Pereira’s view on this is that the structure of the game-story is not typical of other games that are seen in the field, the interaction between the flash backs and the interrogation sequences being what sets it completely apart from other kinds of game. Considering this, it felt fair to ask Andrew Plotkin how he developed this structure and how he thinks this kind of traversal between levels of the story builds on overall meaning.
He responded with, “It’s not the structure of past and present storylines *per se* that’s important. That’s a particular technique that I used in this game, because it fit the theme; it’s not crucial in itself”. On metalypsis, he then goes on to say, “This is just as meaningful for traditional fiction as for interactive fiction, of course. In books we get unreliable narrators, negative-space story threads, allusive and indirect storytelling techniques. In a sense this *is* interactivity, or as close to interactivity as the printed page supports. So I think it works particularly well in videogame storytelling.”

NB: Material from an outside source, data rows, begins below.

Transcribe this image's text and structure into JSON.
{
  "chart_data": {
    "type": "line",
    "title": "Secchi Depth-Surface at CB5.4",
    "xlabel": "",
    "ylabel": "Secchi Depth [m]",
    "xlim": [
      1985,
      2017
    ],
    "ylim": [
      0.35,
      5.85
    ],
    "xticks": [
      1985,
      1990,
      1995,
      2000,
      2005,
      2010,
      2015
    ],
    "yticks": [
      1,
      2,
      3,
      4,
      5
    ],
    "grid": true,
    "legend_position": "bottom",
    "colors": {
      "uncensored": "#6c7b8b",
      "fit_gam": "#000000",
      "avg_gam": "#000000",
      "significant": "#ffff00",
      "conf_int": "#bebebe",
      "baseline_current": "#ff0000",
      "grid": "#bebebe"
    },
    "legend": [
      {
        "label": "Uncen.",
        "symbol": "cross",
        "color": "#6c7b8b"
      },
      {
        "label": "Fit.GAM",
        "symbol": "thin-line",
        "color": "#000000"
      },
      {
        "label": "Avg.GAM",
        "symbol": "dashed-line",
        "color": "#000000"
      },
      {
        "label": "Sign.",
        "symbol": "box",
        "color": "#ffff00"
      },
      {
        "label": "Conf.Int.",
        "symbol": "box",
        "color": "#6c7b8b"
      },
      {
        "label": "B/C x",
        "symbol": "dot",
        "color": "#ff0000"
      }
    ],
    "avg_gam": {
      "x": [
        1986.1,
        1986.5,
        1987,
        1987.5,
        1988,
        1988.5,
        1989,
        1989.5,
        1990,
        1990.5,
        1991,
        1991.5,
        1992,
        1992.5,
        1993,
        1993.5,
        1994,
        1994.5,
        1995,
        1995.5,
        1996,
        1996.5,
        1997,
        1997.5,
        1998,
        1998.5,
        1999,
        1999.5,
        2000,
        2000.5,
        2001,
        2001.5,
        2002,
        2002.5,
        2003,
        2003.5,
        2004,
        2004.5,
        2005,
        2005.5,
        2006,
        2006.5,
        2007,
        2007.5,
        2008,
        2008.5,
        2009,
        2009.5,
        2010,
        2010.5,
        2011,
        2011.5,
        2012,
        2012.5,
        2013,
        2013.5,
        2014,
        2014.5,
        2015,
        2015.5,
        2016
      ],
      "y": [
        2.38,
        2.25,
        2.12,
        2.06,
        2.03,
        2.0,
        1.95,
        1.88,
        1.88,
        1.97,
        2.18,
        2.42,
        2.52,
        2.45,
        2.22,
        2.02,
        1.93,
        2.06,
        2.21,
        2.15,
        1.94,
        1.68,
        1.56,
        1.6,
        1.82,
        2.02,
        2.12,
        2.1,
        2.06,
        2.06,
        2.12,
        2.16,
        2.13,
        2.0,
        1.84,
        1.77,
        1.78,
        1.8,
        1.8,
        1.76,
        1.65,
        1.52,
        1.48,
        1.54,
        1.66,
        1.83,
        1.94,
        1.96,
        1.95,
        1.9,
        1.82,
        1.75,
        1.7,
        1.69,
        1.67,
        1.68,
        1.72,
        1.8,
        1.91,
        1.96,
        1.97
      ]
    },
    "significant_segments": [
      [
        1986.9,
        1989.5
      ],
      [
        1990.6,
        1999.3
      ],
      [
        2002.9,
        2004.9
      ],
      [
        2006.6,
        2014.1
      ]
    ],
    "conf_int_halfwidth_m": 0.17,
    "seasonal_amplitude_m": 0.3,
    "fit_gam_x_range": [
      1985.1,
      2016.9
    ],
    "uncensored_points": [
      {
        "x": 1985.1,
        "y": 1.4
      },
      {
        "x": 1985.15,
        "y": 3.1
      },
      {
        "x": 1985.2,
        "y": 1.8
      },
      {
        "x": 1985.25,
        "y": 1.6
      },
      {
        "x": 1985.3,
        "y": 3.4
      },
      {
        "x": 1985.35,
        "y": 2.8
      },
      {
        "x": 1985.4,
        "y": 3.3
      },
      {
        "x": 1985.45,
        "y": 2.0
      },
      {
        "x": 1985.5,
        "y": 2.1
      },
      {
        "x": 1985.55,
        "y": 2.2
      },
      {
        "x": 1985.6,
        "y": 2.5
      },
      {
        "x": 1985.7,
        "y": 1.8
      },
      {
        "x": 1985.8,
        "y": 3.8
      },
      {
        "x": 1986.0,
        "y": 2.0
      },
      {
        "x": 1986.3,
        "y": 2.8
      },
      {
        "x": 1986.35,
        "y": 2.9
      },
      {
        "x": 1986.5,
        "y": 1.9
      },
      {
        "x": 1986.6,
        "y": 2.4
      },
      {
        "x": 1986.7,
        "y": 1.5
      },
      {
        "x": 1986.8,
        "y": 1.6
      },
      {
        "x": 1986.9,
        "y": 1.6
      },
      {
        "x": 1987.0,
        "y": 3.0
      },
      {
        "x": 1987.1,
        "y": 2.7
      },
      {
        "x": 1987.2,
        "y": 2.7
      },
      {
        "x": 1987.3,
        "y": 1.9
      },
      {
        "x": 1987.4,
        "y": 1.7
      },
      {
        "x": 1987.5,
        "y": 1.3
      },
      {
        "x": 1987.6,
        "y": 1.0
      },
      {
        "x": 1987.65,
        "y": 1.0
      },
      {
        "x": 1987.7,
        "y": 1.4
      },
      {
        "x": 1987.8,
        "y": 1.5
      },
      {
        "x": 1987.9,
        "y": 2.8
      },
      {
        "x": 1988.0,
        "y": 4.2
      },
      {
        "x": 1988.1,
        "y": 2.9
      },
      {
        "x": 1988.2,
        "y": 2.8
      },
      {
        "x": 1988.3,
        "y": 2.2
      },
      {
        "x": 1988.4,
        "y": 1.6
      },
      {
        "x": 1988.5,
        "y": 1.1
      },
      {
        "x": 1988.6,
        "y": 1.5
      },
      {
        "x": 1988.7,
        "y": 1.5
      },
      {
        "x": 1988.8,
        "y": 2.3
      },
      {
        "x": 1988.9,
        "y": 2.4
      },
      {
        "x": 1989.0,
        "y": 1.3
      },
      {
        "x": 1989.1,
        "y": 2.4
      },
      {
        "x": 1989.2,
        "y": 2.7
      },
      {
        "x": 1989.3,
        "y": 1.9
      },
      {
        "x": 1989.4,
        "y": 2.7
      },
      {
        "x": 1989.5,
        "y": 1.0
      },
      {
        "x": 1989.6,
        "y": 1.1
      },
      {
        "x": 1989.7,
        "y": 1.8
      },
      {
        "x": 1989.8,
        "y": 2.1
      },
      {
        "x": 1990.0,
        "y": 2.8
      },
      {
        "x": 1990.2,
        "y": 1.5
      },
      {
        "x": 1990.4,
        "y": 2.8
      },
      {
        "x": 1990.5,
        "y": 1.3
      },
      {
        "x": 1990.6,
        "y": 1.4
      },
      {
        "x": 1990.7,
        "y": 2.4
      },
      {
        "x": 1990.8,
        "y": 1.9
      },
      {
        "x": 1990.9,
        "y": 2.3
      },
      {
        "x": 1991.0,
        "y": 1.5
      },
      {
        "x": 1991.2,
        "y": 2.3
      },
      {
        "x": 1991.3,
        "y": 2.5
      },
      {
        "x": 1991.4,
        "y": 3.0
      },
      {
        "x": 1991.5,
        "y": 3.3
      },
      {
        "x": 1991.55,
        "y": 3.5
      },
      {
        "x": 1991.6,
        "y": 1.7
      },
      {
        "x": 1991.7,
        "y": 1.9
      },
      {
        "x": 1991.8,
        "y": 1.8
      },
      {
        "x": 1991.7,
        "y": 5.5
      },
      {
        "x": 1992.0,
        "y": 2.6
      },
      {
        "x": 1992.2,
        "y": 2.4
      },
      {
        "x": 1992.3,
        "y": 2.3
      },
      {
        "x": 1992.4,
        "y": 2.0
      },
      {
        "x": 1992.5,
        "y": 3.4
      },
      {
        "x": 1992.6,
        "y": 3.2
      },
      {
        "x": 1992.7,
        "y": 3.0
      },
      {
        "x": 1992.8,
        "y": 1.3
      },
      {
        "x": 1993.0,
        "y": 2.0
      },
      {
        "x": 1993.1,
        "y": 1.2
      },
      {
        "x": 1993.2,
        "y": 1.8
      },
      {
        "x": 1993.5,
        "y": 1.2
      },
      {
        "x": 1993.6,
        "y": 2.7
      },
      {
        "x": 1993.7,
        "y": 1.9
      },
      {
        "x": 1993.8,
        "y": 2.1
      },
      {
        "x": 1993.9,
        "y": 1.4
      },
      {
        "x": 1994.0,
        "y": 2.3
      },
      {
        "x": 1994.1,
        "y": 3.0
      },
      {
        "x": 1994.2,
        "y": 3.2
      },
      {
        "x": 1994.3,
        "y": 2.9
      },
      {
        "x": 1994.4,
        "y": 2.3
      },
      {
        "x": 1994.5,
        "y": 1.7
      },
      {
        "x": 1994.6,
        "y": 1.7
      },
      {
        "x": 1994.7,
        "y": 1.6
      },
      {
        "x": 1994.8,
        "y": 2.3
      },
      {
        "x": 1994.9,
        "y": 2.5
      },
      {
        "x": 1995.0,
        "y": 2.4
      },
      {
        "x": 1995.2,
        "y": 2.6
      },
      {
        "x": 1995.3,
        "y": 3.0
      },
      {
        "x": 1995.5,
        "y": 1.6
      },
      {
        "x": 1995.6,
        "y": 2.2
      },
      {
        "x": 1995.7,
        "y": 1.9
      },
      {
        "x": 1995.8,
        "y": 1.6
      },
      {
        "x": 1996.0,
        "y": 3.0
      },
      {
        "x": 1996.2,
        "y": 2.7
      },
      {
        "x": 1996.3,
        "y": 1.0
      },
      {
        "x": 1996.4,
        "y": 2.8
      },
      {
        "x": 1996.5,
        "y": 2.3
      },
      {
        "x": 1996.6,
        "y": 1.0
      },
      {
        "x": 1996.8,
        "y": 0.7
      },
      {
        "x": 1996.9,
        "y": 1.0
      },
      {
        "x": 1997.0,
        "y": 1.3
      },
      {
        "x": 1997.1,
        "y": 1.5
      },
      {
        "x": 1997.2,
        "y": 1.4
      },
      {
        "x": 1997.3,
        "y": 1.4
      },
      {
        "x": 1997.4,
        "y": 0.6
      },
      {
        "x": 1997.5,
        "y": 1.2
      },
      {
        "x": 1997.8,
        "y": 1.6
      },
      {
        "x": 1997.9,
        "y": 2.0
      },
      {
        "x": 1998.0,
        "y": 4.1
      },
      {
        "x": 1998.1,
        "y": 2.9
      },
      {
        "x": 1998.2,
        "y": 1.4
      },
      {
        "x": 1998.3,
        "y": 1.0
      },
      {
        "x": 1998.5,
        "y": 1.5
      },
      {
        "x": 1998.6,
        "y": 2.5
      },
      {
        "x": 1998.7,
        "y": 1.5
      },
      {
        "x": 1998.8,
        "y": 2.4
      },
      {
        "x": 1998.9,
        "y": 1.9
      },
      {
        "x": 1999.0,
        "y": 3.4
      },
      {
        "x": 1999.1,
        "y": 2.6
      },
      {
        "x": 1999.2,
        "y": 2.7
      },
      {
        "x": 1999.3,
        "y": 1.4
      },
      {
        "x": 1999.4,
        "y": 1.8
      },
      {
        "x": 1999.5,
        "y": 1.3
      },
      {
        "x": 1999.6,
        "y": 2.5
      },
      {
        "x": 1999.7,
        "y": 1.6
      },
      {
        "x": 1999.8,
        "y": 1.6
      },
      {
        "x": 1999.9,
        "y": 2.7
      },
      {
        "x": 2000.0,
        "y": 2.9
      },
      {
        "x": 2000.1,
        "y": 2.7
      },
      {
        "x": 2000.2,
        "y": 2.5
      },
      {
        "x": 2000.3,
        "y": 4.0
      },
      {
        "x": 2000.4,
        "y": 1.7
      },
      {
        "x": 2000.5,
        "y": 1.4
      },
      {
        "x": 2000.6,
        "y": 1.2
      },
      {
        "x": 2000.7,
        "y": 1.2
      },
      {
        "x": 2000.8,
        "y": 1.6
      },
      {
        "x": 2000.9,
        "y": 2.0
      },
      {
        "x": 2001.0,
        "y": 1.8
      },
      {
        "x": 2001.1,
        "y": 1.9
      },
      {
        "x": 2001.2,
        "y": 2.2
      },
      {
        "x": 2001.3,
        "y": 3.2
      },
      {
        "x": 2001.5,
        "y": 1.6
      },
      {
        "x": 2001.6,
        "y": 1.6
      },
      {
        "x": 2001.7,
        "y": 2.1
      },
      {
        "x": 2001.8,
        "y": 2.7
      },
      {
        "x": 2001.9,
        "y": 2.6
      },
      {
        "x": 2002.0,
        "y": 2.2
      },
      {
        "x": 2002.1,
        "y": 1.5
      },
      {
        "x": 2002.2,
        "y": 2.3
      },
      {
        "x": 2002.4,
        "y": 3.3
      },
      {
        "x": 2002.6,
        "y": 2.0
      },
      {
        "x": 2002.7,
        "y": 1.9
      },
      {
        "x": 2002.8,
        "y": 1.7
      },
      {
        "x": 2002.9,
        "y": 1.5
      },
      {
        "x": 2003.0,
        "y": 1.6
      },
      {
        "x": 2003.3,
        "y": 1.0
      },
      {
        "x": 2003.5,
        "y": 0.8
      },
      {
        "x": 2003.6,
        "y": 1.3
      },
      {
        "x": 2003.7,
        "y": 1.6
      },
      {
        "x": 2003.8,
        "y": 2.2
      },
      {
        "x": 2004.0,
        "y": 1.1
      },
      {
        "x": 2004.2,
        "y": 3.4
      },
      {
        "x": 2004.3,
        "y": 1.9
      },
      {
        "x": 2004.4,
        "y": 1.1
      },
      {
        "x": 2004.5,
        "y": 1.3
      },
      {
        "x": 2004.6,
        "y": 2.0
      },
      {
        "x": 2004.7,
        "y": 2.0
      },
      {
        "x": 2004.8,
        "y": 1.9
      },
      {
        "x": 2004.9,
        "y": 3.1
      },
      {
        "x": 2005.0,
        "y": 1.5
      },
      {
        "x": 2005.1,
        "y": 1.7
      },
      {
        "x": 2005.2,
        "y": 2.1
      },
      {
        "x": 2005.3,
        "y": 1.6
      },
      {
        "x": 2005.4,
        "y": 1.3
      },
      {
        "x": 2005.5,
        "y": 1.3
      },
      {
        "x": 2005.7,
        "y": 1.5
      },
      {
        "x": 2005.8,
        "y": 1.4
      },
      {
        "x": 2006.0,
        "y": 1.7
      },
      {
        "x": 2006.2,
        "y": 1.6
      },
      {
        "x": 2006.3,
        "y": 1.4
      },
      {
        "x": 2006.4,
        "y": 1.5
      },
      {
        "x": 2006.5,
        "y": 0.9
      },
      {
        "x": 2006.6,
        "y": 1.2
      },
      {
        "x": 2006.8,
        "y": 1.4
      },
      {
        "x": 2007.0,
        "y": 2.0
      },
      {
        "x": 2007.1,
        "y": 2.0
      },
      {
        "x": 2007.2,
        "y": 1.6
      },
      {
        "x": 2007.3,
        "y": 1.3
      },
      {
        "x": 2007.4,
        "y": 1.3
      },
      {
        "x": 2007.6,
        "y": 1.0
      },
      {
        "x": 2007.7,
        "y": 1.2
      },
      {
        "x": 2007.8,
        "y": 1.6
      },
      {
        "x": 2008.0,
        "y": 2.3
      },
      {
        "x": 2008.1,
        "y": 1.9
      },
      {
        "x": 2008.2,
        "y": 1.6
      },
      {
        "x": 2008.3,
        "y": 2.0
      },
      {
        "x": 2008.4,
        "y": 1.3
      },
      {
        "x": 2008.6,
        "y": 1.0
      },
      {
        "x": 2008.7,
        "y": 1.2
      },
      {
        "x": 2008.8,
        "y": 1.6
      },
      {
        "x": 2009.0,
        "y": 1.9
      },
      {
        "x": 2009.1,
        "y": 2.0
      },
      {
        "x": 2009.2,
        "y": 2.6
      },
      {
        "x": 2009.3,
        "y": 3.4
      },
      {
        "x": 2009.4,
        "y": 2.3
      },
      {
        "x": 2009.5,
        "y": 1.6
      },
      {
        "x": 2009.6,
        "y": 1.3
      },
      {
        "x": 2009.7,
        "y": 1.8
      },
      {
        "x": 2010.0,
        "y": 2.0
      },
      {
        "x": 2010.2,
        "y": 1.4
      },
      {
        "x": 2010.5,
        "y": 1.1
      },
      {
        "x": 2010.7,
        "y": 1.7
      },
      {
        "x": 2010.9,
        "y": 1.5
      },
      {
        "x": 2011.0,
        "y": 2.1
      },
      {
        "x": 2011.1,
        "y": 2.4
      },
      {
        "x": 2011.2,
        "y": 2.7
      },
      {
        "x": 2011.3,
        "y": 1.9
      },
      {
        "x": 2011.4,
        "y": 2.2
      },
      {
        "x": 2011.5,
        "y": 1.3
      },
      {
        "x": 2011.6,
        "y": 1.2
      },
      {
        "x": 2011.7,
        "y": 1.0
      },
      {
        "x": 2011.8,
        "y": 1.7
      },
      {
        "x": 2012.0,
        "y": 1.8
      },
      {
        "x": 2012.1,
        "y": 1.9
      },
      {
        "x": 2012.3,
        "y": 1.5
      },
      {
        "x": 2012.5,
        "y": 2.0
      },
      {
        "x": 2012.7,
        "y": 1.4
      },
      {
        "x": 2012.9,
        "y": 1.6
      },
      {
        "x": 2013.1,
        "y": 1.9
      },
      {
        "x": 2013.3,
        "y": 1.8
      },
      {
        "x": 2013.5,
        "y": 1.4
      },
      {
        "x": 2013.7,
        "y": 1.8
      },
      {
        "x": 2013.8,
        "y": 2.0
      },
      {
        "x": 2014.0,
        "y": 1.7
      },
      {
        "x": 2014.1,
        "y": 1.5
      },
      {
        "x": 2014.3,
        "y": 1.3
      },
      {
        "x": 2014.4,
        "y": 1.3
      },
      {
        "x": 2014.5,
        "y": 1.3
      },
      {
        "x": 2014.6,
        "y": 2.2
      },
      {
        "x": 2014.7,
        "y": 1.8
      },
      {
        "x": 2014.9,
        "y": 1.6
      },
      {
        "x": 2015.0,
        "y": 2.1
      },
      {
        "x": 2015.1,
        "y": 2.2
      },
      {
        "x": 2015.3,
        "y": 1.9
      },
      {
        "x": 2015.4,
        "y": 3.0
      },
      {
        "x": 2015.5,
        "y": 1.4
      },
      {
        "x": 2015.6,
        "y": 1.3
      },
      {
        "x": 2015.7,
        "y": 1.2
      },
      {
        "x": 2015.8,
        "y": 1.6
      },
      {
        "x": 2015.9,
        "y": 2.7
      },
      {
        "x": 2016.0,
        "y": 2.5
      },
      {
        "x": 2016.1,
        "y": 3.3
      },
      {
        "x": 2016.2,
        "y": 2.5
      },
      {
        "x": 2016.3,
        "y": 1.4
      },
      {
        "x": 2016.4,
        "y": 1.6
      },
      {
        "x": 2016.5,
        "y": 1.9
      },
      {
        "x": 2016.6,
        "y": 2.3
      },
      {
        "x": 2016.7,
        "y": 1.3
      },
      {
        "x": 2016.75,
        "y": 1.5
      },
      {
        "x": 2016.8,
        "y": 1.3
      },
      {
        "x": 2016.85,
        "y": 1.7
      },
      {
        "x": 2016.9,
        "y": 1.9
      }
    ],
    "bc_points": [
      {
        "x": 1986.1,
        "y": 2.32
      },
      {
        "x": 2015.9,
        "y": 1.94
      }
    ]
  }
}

This is a particularly interesting point he made because he is stating that the use of this technique even in traditional media points to interactivity. At least some effort is required from the reader/player of the text to make sense of the story from the way the author has written it.
In Spider and Web it is implemented in such a way that when the player traverses the flashback sequence, the game allows them to make a deferral from how the story is meant to go (the ideal sequence, what really happened to the player character in the flashback). However, once they hit a roadblock or trigger an event, the game will pull the player back into the present-day interrogation room sequence and be forced to try again from the last ideal point in the narrative from the author’s perspective. This is very different to the implementation of traditional fiction as the reader does not have several paths laid out by the author to choose from. The difference between traditional media and cybertext media of this kind is that the player has no idea if the events they are witnessing will help them reach the end of the game, whereas the reader in traditional media will always know what they are witnessing is relevant to the story in some way . In a game like Zork I, the player can roam back and forth in the forest without being punished for doing so because there is no set ideal sequence of events, the story is not pre-determined because the actions the player is going to take are the events which are going to occur in that players game. There is something that could be called the ‘golden path’ which is subtly enforced on players through all interactive fiction, but is made more obvious in Spider and Web through the pullback/flash forward technique.
Plotkin also states that metalypsis can activate a technique called ‘implication’ which can be chained together to form ‘chains of implication’. Chains of implications are very important to him for his work, because implementing it means more effort is required from the player, which further engages them and “amplifies the power of the text”. Implication lends itself to the ergodic discourse of the text, which is intrigue-orientated and generated by the player’s negotiation with the intrigue in the text.
Puzzle development was brought up, “how do you develop your puzzles, and how you know something is going to be challenging or not, or suited to the right audience?”. His response harks back to what he mentioned about chains of implication and the importance of the connections that the player has already made in their mind before the puzzle is introduced to them, “I typically start with the insight. What connection has the player made; what action has the player thought of that makes perfect sense in context?”. “That includes all of the puzzle elements and how they fit together — but also how they were introduced, and what the player did with each of them *before* the puzzle came along.”
Plotkin’s explanation supports the idea of using a structuralist approach towards IF, being that the text should provide implications through the use of objects and world interaction that makes sense to the context of the world to build up awful truths, revelations, intrigues and doubts. Intrigue is particularly important because a player can be intrigued by an object even before a puzzle is ever introduced. It is up to the designer to ensure the object plays to the player’s expectations but also can be interpreted and negotiated differently when required.